Being not only a gamer at 40 years old but also one that happens to get paid for writing about the industry is certainly something that warrants a small essay (and for those of you who think this is self-indulgent…..no comments from the peanut gallery). It’s a little weird to be born in a time when just a few years later the first real game consoles and home computers started showing up in people’s homes and therefore starting up the massive industry that covers everything from small one man game dev teams all the way up to multi-million dollar projects that sometimes employ hundreds of people. There are people in the world younger than me but still adults who have never lived in a world without video or PC games and there are people older than me who might still consider this industry to be a recent “fad” that doesn’t seem to go away.

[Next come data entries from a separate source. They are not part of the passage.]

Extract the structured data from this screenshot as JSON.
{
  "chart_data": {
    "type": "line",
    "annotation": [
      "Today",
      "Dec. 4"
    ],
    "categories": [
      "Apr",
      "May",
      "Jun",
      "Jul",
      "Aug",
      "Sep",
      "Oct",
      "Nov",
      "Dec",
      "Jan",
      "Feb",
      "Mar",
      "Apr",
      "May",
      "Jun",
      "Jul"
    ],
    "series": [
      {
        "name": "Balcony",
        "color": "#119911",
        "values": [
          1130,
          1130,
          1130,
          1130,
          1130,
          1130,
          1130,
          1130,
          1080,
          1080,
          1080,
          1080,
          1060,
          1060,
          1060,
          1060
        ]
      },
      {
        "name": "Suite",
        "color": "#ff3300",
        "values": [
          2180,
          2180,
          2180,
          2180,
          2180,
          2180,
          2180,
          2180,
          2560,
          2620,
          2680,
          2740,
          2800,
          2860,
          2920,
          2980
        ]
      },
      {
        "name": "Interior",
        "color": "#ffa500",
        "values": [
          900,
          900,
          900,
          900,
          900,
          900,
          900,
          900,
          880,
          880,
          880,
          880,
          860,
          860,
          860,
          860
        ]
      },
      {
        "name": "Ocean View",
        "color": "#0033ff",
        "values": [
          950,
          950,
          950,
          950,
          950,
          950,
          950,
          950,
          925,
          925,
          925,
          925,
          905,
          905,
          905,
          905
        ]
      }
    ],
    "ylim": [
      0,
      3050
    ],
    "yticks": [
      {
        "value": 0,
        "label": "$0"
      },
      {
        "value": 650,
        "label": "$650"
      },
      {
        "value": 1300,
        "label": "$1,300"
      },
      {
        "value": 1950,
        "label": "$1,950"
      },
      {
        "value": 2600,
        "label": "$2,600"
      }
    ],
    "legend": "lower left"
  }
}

So where does that leave people like me? I’m not quite sure to be honest. I remember being very young when the first Pong games came out and watched in amazement as I saw friends play the game on their TV screens (my parents never bought us a video game system). Later I would play games like Pac-Man, Space Invaders and more either at a friend’s house or via a local arcade. The cultural impact of those games were definitely felt by me but I can’t say that I was a massive gamer in my youth primarily because we didn’t have a console or PC at our home at the time. Yet I knew that somehow this form of entertainment was going to grow and evolve into something much more than a fad.

I actively re-entered playing games in the 1990s as I tried to get my communications degree from Lenoir-Rhyne College in Hickory, NC. The PCs in the computer rooms had Doom and Descent installed and I knew that gaming had somehow caught up with my visions of what it could be back in the 1980s. These were not flat 2D cartoon worlds that made me catch mushrooms or chase a blue ghost but 3D worlds to explore and experience (and of course shoot at things). The one-two combo punch of Doom and Descent not only made me an obsessive gamer but also made me want to learn more about the industry and eventually to write and report on its comings and goings. I learned about people with names like John Carmack and John Romero and Will Wright. I learned about upcoming games like Duke Nukem 3D and Quake, both of which were right up my alley when I began playing them. I heard about some upstart called Epic that had a long-in-development game called Unreal. I read about the coming revolution in 3D graphics with something called “3D accelerators” and a company called Voodoo3D that was leading the charge to make graphics even better for games.

Yep I was hooked; not just about playing the games but wanting to learn more about them and maybe take my newly earned communications degree and report, somehow, on the industry. After working for daily newspapers for five years I made the move to become a full time game journalist in 2000 and that’s where I have stayed to this day.